The Buffalo Bills running game is having major problems. Whose fault are they? Has LeSean McCoy lost a step? Did the offensive line regress? Is Rick Dennison’s scheme and/or playcalling to blame? Let’s dive in.
I want to start this out by saying I am not a professional football coach, everything I am saying the coaches inside One Bills Drive already know. The purpose of this article is just to simplify things a little bit and illustrate where the team is having problems.
The first example is from the game against the Carolina Panthers and it is a good example of the variety of issues that the run game is having. This is the outside zone running play that was made famous by Denver and is a core run of the Dennison offense. I don’t want to get into the exact jobs of every lineman in great detail, but on the play side, if there is a defensive lineman lined up over you, you try and pin him inside, and if not you try and get to a linebacker. On the backside of the play, this is generally where you will see cut blocks to try and get the defensive linemen on the ground to allow for cut backs. The running back will aim for the tight end and then read the end man on the line of scrimmage, if he is pinned inside, then he goes outside. If the end man is outside, then you look for the next defensive lineman to make your one cut off of him. This play thrives off of getting the defense to move horizontally to create seams and gaps for the running back to hit. The defense obviously wants to set the edge hard to the outside and then keep gap integrity to the backside, like a set of jaws clamping down, leaving the back with nowhere to go.
Let’s take a look at what happened on this play. The first thing to notice is the miscommunication between the tight end and left tackle. Next looking at the left guard, he gets driven back two yards and is unable to reach the defensive tackle. All of this, however can be okay, if the backside has done its job. The center, climbs to the 2nd level, but is unable to engage with the linebacker and the right guard tries to cut the defensive tackle but can’t get him on the ground. The right tackle does seal the defensive end on his side. The video also illustrates the huge holes that can occur with the outside zone run play. You could make the argument that even with all that went wrong on this play, if the linebacker gets blocked it could’ve been a decent gain. It also illustrates the multitude of possible causes for the poor performance.
Another example here, this time from game against the Denver Broncos. Same problems occur; the front side is shut down and the backside defenders aren’t cut and/or blocked, leaving nowhere for the running back to go.
It is not all outside zone either, even on other run plays, the Bills offensive line is just getting beaten. On this play there is little movement playside and the linebacker shoots the gap and gets into the backfield. At the end of the play there are three Bills linemen on the ground.
Finally, sometimes it is playcalling. I think we all remember this 4th down call vs the Panthers.

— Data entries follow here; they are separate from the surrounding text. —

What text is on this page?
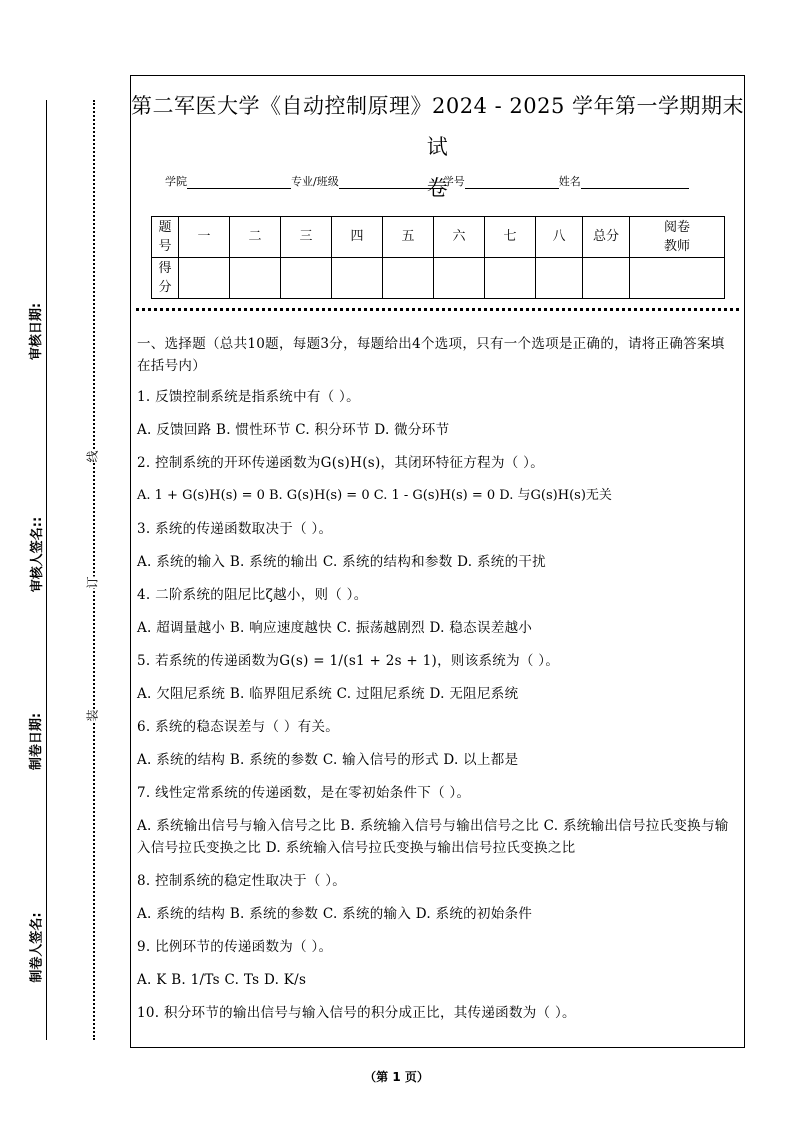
审核日期:
审核人签名::
制卷日期:
制卷人签名:
线
订
装
第二军医大学《自动控制原理》2024 - 2025 学年第一学期期末试
卷
学院	专业/班级	学号	姓名
题号	一	二	三	四	五	六	七	八	总分	阅卷教师

得分										

一、选择题（总共10题，每题3分，每题给出4个选项，只有一个选项是正确的，请将正确答案填在括号内）

1. 反馈控制系统是指系统中有（ ）。

A. 反馈回路 B. 惯性环节 C. 积分环节 D. 微分环节

2. 控制系统的开环传递函数为G(s)H(s)，其闭环特征方程为（ ）。

A. 1 + G(s)H(s) = 0 B. G(s)H(s) = 0 C. 1 - G(s)H(s) = 0 D. 与G(s)H(s)无关

3. 系统的传递函数取决于（ ）。

A. 系统的输入 B. 系统的输出 C. 系统的结构和参数 D. 系统的干扰

4. 二阶系统的阻尼比ζ越小，则（ ）。

A. 超调量越小 B. 响应速度越快 C. 振荡越剧烈 D. 稳态误差越小

5. 若系统的传递函数为G(s) = 1/(s1 + 2s + 1)，则该系统为（ ）。

A. 欠阻尼系统 B. 临界阻尼系统 C. 过阻尼系统 D. 无阻尼系统

6. 系统的稳态误差与（ ）有关。

A. 系统的结构 B. 系统的参数 C. 输入信号的形式 D. 以上都是

7. 线性定常系统的传递函数，是在零初始条件下（ ）。

A. 系统输出信号与输入信号之比 B. 系统输入信号与输出信号之比 C. 系统输出信号拉氏变换与输入信号拉氏变换之比 D. 系统输入信号拉氏变换与输出信号拉氏变换之比

8. 控制系统的稳定性取决于（ ）。

A. 系统的结构 B. 系统的参数 C. 系统的输入 D. 系统的初始条件

9. 比例环节的传递函数为（ ）。

A. K B. 1/Ts C. Ts D. K/s

10. 积分环节的输出信号与输入信号的积分成正比，其传递函数为（ ）。

（第 1 页）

The main thing I wanted to illustrate with this article was that it is a total team effort on the run game. The run scheme is a drastic switch from what the team ran last year; as drastic of a switch as the defense went through from Jim Schwartz to Rex Ryan. There isn’t one player or coach you can point to and say that it is all their fault. Everyone up front is struggling right now and need to get better. Will the coaches go back to more of a 2016 run game is an interesting question because they did it last week with the passing game. However, I do think a lot of this run game is here to stay as a lot of the play action passing game is based off of it. Atlanta will be a tough test, the offense will need to score points to compete and without any type of success on the ground, scoring points will be a difficult task.